Index: [Article Count Order] [Thread]

Date:  Thu, 26 Feb 2009 15:35:58 -0500
From:  Abdul Rashid Abdullah <webmaster (at mark) muntada.com>
Subject:  [coba-e:15148] Re: Hard Drive Failure
To:  "coba-e (at mark) bluequartz. org" <coba-e (at mark) bluequartz.org>
Message-Id:  <C5CC675E.7145%webmaster (at mark) muntada.com>
In-Reply-To:  <C5CC634B.7141%webmaster (at mark) muntada.com>
X-Mail-Count: 15148

I have went ahead and submitted an Advance RMA Request since it is still
under MFR Warranty.  The data center is nearby but I rather not reboot until
I am there.

Gerald, it looks like sda is the bad drive.  Physically, which drive am I
looking at when I open the Super Micro system?   It was the last purchase I
made from you.  I hardly get time to spend with these systems before I put
them into the data center.

-Rashid


On 2/26/09 3:18 PM, "Abdul Rashid Abdullah" <webmaster (at mark) muntada.com> wrote:

> Gerald,
> 
> Thanks for the response.  Good info.
> 
> [root@juhfah ~]# smartctl -i -d ata /dev/sda
> smartctl version 5.33 [i686-redhat-linux-gnu] Copyright (C) 2002-4 Bruce
> Allen
> Home page is http://smartmontools.sourceforge.net/
> 
> Smartctl: Device Read Identity Failed (not an ATA/ATAPI device)
> 
> A mandatory SMART command failed: exiting.

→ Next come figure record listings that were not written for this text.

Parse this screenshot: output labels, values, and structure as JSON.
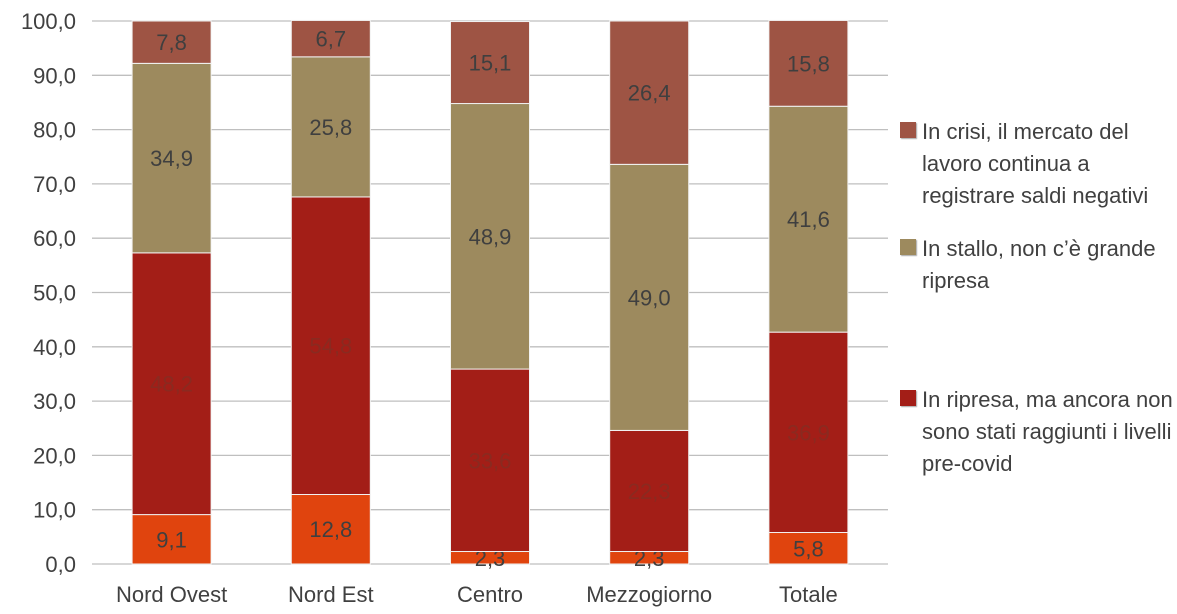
{
  "chart_data": {
    "type": "bar",
    "stacked": true,
    "percent": true,
    "categories": [
      "Nord Ovest",
      "Nord Est",
      "Centro",
      "Mezzogiorno",
      "Totale"
    ],
    "ylim": [
      0,
      100
    ],
    "yticks": [
      "0,0",
      "10,0",
      "20,0",
      "30,0",
      "40,0",
      "50,0",
      "60,0",
      "70,0",
      "80,0",
      "90,0",
      "100,0"
    ],
    "grid": true,
    "legend_position": "right",
    "series": [
      {
        "name": "",
        "color": "#E0440E",
        "label_color": "#3F3F3F",
        "values": [
          9.1,
          12.8,
          2.3,
          2.3,
          5.8
        ],
        "labels": [
          "9,1",
          "12,8",
          "2,3",
          "2,3",
          "5,8"
        ]
      },
      {
        "name": "In ripresa, ma ancora non sono stati raggiunti i livelli pre-covid",
        "color": "#A31E17",
        "label_color": "#8A2A20",
        "values": [
          48.2,
          54.8,
          33.6,
          22.3,
          36.9
        ],
        "labels": [
          "48,2",
          "54,8",
          "33,6",
          "22,3",
          "36,9"
        ]
      },
      {
        "name": "In stallo, non c’è grande ripresa",
        "color": "#9D8A5E",
        "label_color": "#3F3F3F",
        "values": [
          34.9,
          25.8,
          48.9,
          49.0,
          41.6
        ],
        "labels": [
          "34,9",
          "25,8",
          "48,9",
          "49,0",
          "41,6"
        ]
      },
      {
        "name": "In crisi, il mercato del lavoro continua a registrare saldi negativi",
        "color": "#9E5444",
        "label_color": "#3F3F3F",
        "values": [
          7.8,
          6.7,
          15.1,
          26.4,
          15.8
        ],
        "labels": [
          "7,8",
          "6,7",
          "15,1",
          "26,4",
          "15,8"
        ]
      }
    ]
  }
}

To continue, add one or more '-T
> permissive' options.
> [root@juhfah ~]# smartctl -i -d ata /dev/sdb
> smartctl version 5.33 [i686-redhat-linux-gnu] Copyright (C) 2002-4 Bruce
> Allen
> Home page is http://smartmontools.sourceforge.net/
> 
> === START OF INFORMATION SECTION ===
> Device Model:     WDC WD5000KS-00MNB0
> Serial Number:    WD-WCANU1500276
> Firmware Version: 07.02E07
> User Capacity:    500,107,862,016 bytes
> Device is:        Not in smartctl database [for details use: -P showall]
> ATA Version is:   7
> ATA Standard is:  Exact ATA specification draft version not indicated
> Local Time is:    Thu Feb 26 12:17:58 2009 PST
> SMART support is: Available - device has SMART capability.
> SMART support is: Enabled
> 
> 
> -Rashid
> 
> 
> On 2/26/09 8:39 AM, "Gerald Waugh" <gwaugh (at mark) frontstreetnetworks.com> wrote:
> 
>> Abdul Rashid Abdullah wrote;
>> 
>>> I have a RAID 1 on my system.  I have a hard drive failure:
>>> 
>>> cat /proc/mdstat
>>> Personalities : [raid1]
>>> md6 : active raid1 sdb1[1] sda1[0]
>>>      104320 blocks [2/2] [UU]
>>> 
>>> md3 : active raid1 sdb3[1] sda3[2](F)
>>>      4192896 blocks [2/1] [_U]
>>> 
>>> md5 : active raid1 sdb5[1] sda5[2](F)
>>>      1052160 blocks [2/1] [_U]
>>> 
>>> md2 : active raid1 sdb6[1] sda6[2](F)
>>>      1052160 blocks [2/1] [_U]
>>> 
>>> md4 : active raid1 sdb7[1] sda7[2](F)
>>>      475692544 blocks [2/1] [_U]
>>> 
>>> md1 : active raid1 sdb2[1] sda2[2](F)
>>>      6289344 blocks [2/1] [_U]
>>> 
>>> 
>>> How do I know which specific drive failed so that I can replace it
>>> correctly
>>> and what best practices should I follow when replacing it?
>>> 
>> 
>> To get the hard drive info on SATA drives
>> execute "smartctl -i -d ata /dev/sdx"
>> or "smartctl -i -d ata /dev/sdx | grep Serial"
>> where 'x' is 'a' or 'b'
>> 
>> Pay attention to the serial number in the smartctl output.
>> This will aid you in finding the correct drive.
>> The current good drive should be the one the server boots from, after
>> changing out the bad drive.
>> You can change the drive for boot in the BIOS.
>> The replacement drive should be clean, at least have no partiton info.
>> This will prevent the server booting from the replacement drive, and
>> overwriting the good drive.
>> 
>> Gerald
>> 
>> 
> 
>